Pendant leur séjour, la pédiatre et l'éducatrice ont remarqué que la majorité des futures mères n'effectuent pas d'examens prénataux. Souvent, elles ne possèdent pas les ressources financières et le transport nécessaires pour se rendre dans les établissements de santé. La frontière est également d'ordre linguistique et culturel : les patientes expliquent ne pas se sentir respectées par le personnel hospitalier, lequel est peu acclimaté à la culture et à la langue amazighes. Une incompréhension qui génère parfois des situations inconfortables, comme lorsque certaines femmes «ont été contraintes de signer des documents qu'elles ne comprenaient même pas», poursuit La Nueva. «Elles préfèrent être entourées des sages-femmes traditionnelles, qui parlent leur dialecte et ne remettent pas en question leurs coutumes», explique Natalia Richat.

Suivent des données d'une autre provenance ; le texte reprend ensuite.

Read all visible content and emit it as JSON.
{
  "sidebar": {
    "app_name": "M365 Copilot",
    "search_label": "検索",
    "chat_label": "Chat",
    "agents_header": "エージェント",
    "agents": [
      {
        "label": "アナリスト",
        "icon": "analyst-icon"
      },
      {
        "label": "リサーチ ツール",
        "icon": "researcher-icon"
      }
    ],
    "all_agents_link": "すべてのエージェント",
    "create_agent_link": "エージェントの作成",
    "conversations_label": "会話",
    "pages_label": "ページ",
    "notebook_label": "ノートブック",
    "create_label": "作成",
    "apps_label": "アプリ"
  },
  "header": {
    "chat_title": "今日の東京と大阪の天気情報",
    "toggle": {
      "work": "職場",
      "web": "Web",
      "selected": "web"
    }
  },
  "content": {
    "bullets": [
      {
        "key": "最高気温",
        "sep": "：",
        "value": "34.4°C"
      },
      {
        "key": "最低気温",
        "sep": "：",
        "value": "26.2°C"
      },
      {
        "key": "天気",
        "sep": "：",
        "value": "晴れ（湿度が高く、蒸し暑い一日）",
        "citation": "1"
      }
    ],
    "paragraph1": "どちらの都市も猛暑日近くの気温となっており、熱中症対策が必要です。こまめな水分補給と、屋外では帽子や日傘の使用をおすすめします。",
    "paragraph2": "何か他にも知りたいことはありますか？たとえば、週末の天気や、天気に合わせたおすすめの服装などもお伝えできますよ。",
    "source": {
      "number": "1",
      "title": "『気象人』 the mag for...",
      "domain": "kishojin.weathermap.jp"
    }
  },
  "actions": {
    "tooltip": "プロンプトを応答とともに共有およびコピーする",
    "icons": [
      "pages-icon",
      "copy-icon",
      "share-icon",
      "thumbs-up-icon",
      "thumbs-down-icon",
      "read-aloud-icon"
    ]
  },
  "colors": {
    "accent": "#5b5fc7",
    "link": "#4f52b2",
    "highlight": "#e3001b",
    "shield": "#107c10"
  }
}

Pis encore, celle-ci rapporte que dans certains cas, les femmes enceintes de ces régions sont victimes de mauvais traitements. La violence y est parfois tellement enracinée qu'elle devient somme toute banale. «Certaines femmes me disaient des choses terribles ; on est venu me dire qu'on avait vu une fois un cordon ombilical coupé avec une pierre parce qu'il n'y avait rien d'autre à portée de main», témoigne encore Natalia Richat.

«En tant que médecin, je dois beaucoup à ces femmes que personne n'écoute, ni ne voit. Comme si elles n'existaient pas aux yeux des autres. Leur invisibilité est propre à un système où ce sont les inégalités qui dominent.»